As the officer walked away with my husband’s license, another CHP officer approached the man from the van. They laughed. They shook hands. The van’s driver watched us, amused. When that officer was walking back to his vehicle, I rolled down my window as he walked past and asked if I could ask him a question. His smile vanished. “I don’t know what’s going on,” he said. “Just sit tight.”
Minutes later, the van drove away. Another officer returned the license and told us we were free to go. No citation. No explanation. No apology. This was not about public safety. This was about preventing federal agents from community accountability.
California law is clear: Local law enforcement is not supposed to assist in federal immigration enforcement. Yet what we witnessed was collaboration, using detentions as a tool to help immigration agents evade community observers. That is not “Safety, Service, and Security.” It is selective policing that endangers trust and targets communities already under siege.
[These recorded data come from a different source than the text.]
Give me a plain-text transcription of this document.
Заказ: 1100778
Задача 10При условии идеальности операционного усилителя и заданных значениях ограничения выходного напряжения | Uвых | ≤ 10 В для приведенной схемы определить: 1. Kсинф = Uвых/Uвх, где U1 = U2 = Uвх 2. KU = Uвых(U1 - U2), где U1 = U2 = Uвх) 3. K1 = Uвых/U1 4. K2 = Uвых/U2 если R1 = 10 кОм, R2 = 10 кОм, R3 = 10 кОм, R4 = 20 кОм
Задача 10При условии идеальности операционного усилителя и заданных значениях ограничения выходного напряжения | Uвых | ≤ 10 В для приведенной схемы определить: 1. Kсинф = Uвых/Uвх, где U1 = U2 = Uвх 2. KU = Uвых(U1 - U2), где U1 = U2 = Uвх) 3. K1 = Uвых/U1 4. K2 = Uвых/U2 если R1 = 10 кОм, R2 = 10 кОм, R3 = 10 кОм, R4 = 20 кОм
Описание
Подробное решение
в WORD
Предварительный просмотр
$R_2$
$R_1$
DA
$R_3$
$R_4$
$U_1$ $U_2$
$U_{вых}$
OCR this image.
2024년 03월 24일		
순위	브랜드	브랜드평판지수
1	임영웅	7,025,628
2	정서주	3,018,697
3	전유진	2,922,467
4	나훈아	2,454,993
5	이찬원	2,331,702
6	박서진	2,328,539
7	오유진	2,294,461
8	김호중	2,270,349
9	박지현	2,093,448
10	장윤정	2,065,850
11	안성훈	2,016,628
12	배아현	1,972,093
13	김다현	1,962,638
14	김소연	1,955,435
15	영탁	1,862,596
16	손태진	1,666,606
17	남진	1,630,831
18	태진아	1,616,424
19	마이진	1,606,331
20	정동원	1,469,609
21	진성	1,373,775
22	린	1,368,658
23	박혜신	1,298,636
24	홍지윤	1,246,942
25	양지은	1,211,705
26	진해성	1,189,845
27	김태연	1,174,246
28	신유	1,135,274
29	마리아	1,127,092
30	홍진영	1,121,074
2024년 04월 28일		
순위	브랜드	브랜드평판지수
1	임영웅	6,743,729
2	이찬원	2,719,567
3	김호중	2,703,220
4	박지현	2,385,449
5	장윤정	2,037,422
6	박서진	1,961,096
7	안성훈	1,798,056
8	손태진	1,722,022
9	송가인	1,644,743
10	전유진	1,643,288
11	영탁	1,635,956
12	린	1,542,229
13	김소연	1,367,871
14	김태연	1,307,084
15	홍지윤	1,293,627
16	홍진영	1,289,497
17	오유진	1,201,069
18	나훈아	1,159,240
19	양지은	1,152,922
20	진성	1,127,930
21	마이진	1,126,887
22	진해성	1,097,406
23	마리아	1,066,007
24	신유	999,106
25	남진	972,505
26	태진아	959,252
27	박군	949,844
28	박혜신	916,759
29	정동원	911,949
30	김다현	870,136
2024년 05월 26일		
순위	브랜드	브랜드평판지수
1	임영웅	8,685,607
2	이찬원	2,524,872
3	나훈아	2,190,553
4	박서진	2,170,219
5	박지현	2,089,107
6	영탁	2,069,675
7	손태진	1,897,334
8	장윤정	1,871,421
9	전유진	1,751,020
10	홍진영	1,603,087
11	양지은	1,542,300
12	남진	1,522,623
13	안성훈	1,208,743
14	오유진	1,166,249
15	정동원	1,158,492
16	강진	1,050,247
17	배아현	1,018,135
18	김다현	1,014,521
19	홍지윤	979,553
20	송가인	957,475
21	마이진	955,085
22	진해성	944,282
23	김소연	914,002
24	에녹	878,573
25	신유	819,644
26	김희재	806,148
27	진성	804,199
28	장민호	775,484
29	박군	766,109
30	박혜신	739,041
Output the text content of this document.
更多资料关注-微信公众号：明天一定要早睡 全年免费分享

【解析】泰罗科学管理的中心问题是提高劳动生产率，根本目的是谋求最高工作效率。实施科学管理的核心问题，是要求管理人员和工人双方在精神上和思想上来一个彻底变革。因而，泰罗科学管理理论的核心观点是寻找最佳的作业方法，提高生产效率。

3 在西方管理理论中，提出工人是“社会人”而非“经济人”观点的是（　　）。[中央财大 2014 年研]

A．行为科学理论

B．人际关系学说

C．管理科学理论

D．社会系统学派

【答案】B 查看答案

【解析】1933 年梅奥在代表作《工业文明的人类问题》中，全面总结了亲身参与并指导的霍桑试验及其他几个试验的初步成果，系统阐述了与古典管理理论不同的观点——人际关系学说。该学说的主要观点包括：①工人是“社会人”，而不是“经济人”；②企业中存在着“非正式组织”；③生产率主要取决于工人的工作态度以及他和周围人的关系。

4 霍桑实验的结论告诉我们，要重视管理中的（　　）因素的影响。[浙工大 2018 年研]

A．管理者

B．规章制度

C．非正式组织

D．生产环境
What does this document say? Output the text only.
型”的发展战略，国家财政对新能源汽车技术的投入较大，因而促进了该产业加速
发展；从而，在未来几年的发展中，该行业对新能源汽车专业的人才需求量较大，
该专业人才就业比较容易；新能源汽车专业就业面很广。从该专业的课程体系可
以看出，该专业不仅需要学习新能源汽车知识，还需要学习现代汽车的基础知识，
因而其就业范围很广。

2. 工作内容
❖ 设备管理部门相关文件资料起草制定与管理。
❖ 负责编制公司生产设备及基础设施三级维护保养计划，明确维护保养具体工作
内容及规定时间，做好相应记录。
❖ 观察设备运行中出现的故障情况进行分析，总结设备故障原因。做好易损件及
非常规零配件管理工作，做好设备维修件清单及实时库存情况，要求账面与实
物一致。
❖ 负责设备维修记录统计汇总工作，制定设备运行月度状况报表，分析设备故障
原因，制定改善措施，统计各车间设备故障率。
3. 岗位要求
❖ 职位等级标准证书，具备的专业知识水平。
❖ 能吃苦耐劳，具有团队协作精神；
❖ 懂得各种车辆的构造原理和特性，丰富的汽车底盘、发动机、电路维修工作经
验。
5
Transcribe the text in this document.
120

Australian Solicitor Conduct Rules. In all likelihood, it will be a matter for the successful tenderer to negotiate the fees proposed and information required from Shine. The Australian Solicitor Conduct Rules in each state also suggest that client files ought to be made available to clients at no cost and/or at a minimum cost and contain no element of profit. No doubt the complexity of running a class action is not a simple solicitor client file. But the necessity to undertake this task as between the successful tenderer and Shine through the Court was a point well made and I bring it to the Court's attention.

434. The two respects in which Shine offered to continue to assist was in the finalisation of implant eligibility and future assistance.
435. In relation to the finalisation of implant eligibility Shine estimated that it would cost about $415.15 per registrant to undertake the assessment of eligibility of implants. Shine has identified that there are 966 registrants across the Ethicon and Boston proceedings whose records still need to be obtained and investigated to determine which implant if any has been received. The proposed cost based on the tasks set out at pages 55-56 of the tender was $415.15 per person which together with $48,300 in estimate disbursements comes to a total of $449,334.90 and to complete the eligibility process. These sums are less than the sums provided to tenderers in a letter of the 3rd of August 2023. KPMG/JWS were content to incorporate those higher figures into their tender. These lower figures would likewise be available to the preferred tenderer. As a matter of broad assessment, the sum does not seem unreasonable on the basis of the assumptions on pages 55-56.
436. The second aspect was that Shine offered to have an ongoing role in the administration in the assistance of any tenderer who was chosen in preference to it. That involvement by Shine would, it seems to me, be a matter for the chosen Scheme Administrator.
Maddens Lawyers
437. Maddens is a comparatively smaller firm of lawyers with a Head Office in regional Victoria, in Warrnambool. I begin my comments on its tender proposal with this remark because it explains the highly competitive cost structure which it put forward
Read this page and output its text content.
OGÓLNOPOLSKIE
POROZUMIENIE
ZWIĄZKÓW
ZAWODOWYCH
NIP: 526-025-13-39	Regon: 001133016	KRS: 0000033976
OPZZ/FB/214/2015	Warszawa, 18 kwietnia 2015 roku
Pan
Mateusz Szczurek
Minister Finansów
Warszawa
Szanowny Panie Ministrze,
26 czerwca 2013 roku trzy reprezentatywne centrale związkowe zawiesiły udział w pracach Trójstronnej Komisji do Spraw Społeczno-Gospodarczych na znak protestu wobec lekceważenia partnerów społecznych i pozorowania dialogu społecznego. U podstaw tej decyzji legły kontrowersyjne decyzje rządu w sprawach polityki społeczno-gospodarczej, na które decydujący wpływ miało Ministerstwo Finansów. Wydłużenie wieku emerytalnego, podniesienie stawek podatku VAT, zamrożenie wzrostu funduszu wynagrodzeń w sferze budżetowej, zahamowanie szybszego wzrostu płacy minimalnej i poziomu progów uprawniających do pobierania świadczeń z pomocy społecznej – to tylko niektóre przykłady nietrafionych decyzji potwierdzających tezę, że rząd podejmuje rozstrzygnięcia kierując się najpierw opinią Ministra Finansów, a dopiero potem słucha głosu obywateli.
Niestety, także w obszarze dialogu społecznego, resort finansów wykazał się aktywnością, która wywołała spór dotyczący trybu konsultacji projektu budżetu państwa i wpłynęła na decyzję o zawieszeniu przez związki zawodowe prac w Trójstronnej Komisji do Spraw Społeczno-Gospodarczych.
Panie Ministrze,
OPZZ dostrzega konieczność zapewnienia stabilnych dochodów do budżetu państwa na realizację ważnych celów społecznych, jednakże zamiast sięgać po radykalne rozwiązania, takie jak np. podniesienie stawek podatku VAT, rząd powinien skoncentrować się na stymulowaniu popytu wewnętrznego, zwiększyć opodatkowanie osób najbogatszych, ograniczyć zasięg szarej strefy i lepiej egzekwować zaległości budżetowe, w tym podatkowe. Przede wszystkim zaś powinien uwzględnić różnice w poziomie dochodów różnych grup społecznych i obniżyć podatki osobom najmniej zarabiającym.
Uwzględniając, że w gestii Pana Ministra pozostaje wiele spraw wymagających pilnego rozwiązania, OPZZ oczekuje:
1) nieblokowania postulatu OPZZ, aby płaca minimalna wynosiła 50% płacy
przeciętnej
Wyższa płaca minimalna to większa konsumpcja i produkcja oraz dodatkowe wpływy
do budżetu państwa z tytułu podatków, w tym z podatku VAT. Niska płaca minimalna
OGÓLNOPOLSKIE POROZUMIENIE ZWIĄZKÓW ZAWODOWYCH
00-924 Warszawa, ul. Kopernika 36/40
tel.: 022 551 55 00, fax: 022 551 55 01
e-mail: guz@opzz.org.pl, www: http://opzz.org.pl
When law enforcement chooses who deserves protection, they abandon their mission. When they detain community members without cause to aid federal agents, they violate the spirit and the letter of the “law.” And when Latino communities see law enforcement cars not as sources of safety but as extensions of fear, everyone is less safe. Communities are endangered.
Local law enforcement must remember the oath they took and who they serve. Because right now, the message is clear: They are serving ICE, not the communities they claim to protect.